Snouts had leaned forward as if to add something to this, when Mr. Stringfellow came in bearing a folded piece of paper. “Lieutenant Terwilliger, sir, a boy come from the airfield with this for you. Says it came to Athena.”
“For me?” He exchanged a glance with his captain. “Perhaps the Dunsmuirs are in a greater hurry for our services than we thought.”
“They are in the habit of sending a tube,” Ian pointed out. “Though since I informed them we were to leave Prussia, Athena would be the logical choice.”
Tigg unfolded the note and scanned it. His mouth dropped open and so much color faded from his face that he looked positively gray.
Clai
re’s stomach plunged in sudden fear, and she started from her seat. “Tigg—Lizzie—?”
He looked up from the note, staring at her as though he had never seen her before. Then, slowly, recognition of her—the room—his company—seemed to filter into his stunned gaze.
“No. Not Lizzie. It’s—he—” He swallowed. “It’s from someone who says he’s my dad.”
13
Dear Tommy,
You’ll be surprised to hear from me after these many years. Truth be told, I thought you were dead. You probably thought I was, too. I was enjoying a tankard in the Barnacle in Gibraltar when in walks a fine young man in Her Majesty’s uniform whom his captain called Lieutenant Terwilliger. Could only be one such with skin like mine and eyes like his mum’s, so I made a few inquiries. I’d like to meet you proper. I’ll be in the Sea Horse in Southwark Saturday night should you be inclined.
Sincerely,
Tom Terwilliger senior
“Of course you must not go,” Alice said as they walked briskly down the Mall toward the Admiralty. Tigg thought she looked rather nice in her dark-blue skirt and matching jacket with the kind of puffy sleeves that Lizzie favored, but she’d certainly kicked up a fuss at having to put them on for the occasion.
“How would you feel if, when we went to meet your dad in the Canadas, he’d refused?” Tigg asked her. “I don’t mind meeting a man I haven’t seen since I was a little tyke of four. He means nothing to me.
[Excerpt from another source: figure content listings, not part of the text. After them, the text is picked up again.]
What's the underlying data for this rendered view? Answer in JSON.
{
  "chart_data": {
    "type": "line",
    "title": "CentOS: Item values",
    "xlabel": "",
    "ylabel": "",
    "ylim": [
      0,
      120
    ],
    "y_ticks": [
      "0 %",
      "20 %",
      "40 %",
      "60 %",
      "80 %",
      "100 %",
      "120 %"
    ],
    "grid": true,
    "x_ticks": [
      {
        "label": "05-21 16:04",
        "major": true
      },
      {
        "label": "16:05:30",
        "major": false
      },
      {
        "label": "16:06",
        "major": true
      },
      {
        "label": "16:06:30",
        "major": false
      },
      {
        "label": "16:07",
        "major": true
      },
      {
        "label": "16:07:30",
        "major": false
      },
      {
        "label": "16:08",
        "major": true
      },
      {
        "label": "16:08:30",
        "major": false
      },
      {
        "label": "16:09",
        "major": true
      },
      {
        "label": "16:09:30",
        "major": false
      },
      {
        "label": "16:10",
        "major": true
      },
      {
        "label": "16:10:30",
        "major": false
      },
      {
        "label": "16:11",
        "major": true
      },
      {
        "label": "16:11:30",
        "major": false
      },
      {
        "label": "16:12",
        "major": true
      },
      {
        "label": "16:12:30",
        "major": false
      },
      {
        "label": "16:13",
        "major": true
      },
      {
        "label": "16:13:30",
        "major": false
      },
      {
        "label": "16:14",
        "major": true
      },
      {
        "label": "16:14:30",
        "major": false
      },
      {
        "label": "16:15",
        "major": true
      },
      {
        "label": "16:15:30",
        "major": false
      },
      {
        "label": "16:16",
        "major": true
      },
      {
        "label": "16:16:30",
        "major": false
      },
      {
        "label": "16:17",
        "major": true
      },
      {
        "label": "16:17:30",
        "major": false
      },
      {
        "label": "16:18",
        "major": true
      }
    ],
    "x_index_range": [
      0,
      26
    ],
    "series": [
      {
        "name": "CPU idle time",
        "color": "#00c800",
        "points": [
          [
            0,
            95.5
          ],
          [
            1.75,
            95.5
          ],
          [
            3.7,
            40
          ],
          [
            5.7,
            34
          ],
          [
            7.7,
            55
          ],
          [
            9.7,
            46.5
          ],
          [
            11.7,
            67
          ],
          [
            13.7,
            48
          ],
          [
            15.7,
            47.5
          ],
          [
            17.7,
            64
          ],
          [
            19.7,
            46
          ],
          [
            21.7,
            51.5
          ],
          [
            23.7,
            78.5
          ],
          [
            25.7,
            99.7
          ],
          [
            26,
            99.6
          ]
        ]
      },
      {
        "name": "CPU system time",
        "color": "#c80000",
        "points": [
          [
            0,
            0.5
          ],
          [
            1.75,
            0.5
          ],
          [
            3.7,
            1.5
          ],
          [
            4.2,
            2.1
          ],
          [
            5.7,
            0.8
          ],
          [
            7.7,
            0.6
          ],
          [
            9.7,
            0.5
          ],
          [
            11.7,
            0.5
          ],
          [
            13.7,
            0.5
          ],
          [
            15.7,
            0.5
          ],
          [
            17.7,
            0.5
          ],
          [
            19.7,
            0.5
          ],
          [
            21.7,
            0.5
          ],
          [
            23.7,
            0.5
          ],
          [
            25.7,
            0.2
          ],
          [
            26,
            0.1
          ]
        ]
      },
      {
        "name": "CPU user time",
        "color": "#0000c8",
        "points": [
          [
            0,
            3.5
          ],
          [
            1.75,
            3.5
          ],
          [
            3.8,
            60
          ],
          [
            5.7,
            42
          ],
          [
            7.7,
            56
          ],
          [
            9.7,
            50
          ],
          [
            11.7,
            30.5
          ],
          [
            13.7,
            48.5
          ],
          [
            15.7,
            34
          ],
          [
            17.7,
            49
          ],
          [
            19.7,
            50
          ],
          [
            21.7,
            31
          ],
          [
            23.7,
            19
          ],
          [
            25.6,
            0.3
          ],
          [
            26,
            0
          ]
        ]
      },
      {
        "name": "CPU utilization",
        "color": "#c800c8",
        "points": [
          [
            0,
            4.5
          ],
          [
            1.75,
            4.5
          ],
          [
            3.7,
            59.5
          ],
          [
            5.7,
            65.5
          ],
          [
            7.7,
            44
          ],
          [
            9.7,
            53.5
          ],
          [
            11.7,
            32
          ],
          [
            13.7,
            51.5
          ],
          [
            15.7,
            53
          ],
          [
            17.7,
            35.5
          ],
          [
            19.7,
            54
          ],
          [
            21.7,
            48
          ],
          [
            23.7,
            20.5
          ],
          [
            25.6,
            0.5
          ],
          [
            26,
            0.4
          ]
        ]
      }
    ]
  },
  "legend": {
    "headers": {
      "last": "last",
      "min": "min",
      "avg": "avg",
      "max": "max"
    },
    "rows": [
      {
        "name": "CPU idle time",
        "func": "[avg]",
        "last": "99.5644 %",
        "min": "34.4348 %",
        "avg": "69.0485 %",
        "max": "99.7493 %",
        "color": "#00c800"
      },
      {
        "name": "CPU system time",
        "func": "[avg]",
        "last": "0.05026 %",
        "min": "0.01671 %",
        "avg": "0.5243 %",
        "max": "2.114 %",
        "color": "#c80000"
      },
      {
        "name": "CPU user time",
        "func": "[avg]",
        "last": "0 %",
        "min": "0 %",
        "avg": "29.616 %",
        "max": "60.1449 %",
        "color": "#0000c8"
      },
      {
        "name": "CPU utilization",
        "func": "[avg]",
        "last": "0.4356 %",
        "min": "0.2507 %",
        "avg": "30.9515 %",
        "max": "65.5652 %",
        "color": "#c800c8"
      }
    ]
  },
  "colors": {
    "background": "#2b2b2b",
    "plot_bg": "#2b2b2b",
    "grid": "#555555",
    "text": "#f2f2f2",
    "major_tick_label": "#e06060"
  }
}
He’s a stranger—and he might have information we could use.”
“How do you reckon that?” The mention of her dad, coupled with having to put on a skirt, seemed to have made Alice as cross as two sticks. Even Ian had not offered her his arm. Perhaps he felt that treating her like a woman instead of a fellow captain would only be poking the tiger’s already sore spot.
“Think about it, Alice,” Tigg said, happy to direct the conversation along difficult but at least not incendiary lines. “He seems to treat Gibraltar as though it’s nothing special. Perhaps he spends some time there. Though he’s an aeronaut and not a bathynaut, perhaps he might know some of the Fancy’s crew and can give us a tidbit to add to the rest of this puzzle.”